Facial expressions, a warm hand gently placed as reassurance on a shaking shoulder, leaning in to the person with whom you want to communicate – in turn, being closer physically without the cacophony of quick conversation, often just to fill that ever-present void. These are the tools that develop empathy, understanding, intuitive presence – for this British nurse, between herself and her patient, but dare I propose that we could all benefit from a little more active listening?

Just being with someone, truly sitting there and experiencing all that the person has to offer, rather than racing through the moments and trying – desperately – to fill them with something.
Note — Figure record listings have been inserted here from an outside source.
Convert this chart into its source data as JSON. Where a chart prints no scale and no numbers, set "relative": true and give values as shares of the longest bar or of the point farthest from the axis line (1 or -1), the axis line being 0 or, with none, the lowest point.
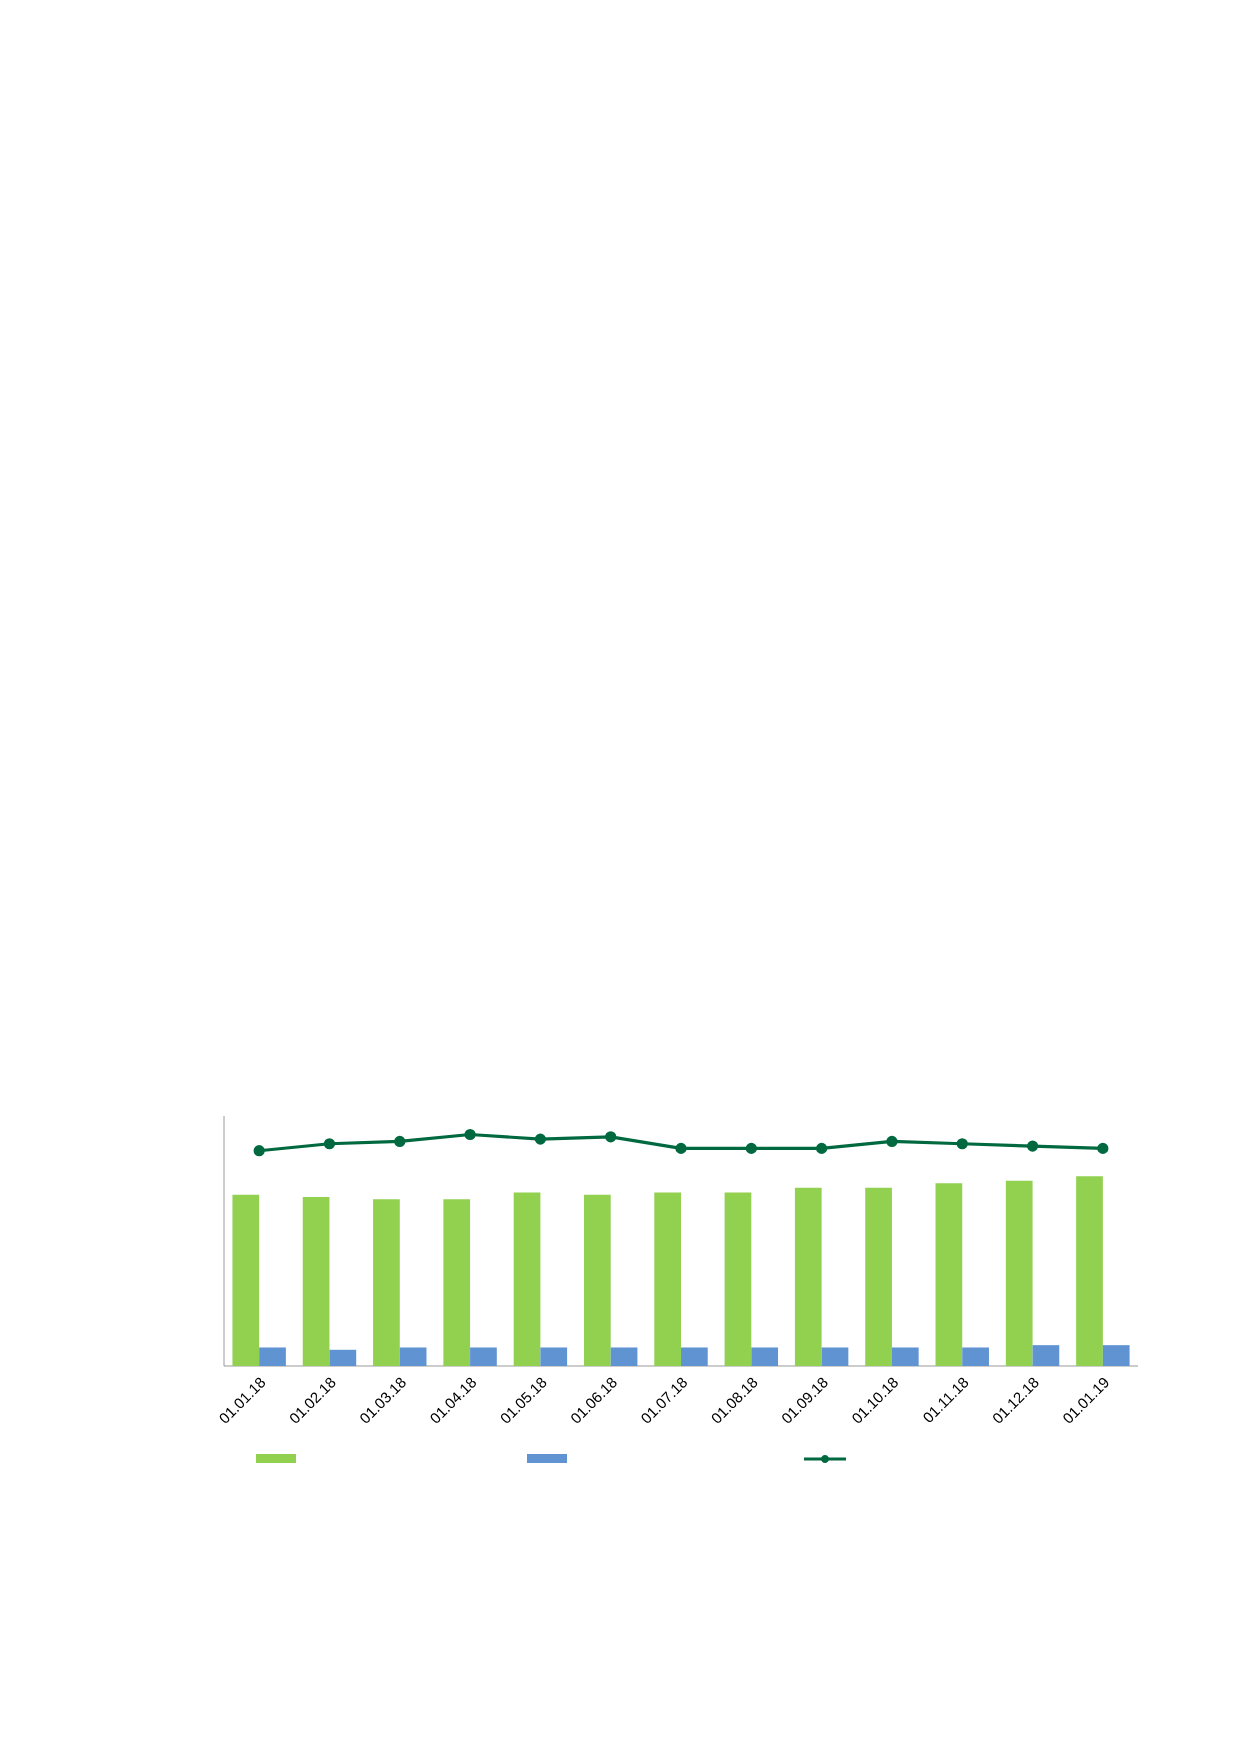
{
  "chart_data": {
    "type": "bar",
    "relative": true,
    "categories": [
      "01.01.18",
      "01.02.18",
      "01.03.18",
      "01.04.18",
      "01.05.18",
      "01.06.18",
      "01.07.18",
      "01.08.18",
      "01.09.18",
      "01.10.18",
      "01.11.18",
      "01.12.18",
      "01.01.19"
    ],
    "series": [
      {
        "color": "#92d050",
        "values": [
          0.74,
          0.73,
          0.72,
          0.72,
          0.75,
          0.74,
          0.75,
          0.75,
          0.77,
          0.77,
          0.79,
          0.8,
          0.82
        ]
      },
      {
        "color": "#5f93d2",
        "values": [
          0.08,
          0.07,
          0.08,
          0.08,
          0.08,
          0.08,
          0.08,
          0.08,
          0.08,
          0.08,
          0.08,
          0.09,
          0.09
        ]
      },
      {
        "type": "line",
        "color": "#006940",
        "marker": "circle",
        "values": [
          0.93,
          0.96,
          0.97,
          1.0,
          0.98,
          0.99,
          0.94,
          0.94,
          0.94,
          0.97,
          0.96,
          0.95,
          0.94
        ]
      }
    ]
  }
}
How much better, how much deeper, how much more real, would our relationships be if we devoted more together time to listening rather filling silences?

In Richard Edler’s, If I Knew Then What I Know Now (which is a fabulous title and a refrain that I think we would all benefit from reciting to ourselves every now and again), Lynn Upshaw (www.brandbuilding.com/lynn_upshaw.php) said the following:

“Listening is the most difficult skill to learn, and the most important to have. In our business, learning how to listen – and really hear – what people say can make all the difference.”

Listening well yields all sorts of gifts. You learn what someone truly means. You understand what is important. You find hidden goals, silent dreams. You get to the heart of a person. Babies learn to speak with relative ease. It’s much harder to learn to listen well and to resist the urge to interrupt someone else.

I cringe when I am interrupted because I take that to mean that the other person has finished listening to me, I am no longer important to them, they have tuned me out. And yet, I find myself interrupting all the time. What is my rush to speak? Do I truly think that I will miss the opportunity to have a voice if I hear someone out and wait my turn?

I tell my children that every person is put on earth to contribute unique skills, talents, and perspectives, to issue forth more compassion, to help build a better world. I tell them that when we have completed our tasks here, our life ends. We have done all we can do.

My five-year-old son, Asher, asked me, “What does it mean to live each day as if it’s your last?”

“It means, don’t waste your time, don’t fill your days with things and people that don’t matter,” I told him.

The muse talks to me in the night, in my cocoon of conversation. He tells me to talk, asks if he can listen. He loves my words, my thoughts, my brain. And that makes me want to listen to him even more, to taste his words, to hold them between my fingers and feel all the nuances of textures and bends and curves.

My friend Paul Saginaw told me yesterday that he married his wife 32 years ago because she was the first girl who would have a conversation with him. “Does she still?” I asked. He smiled. “Just this morning,” he said. A lucky man, a life worth living, filled with words.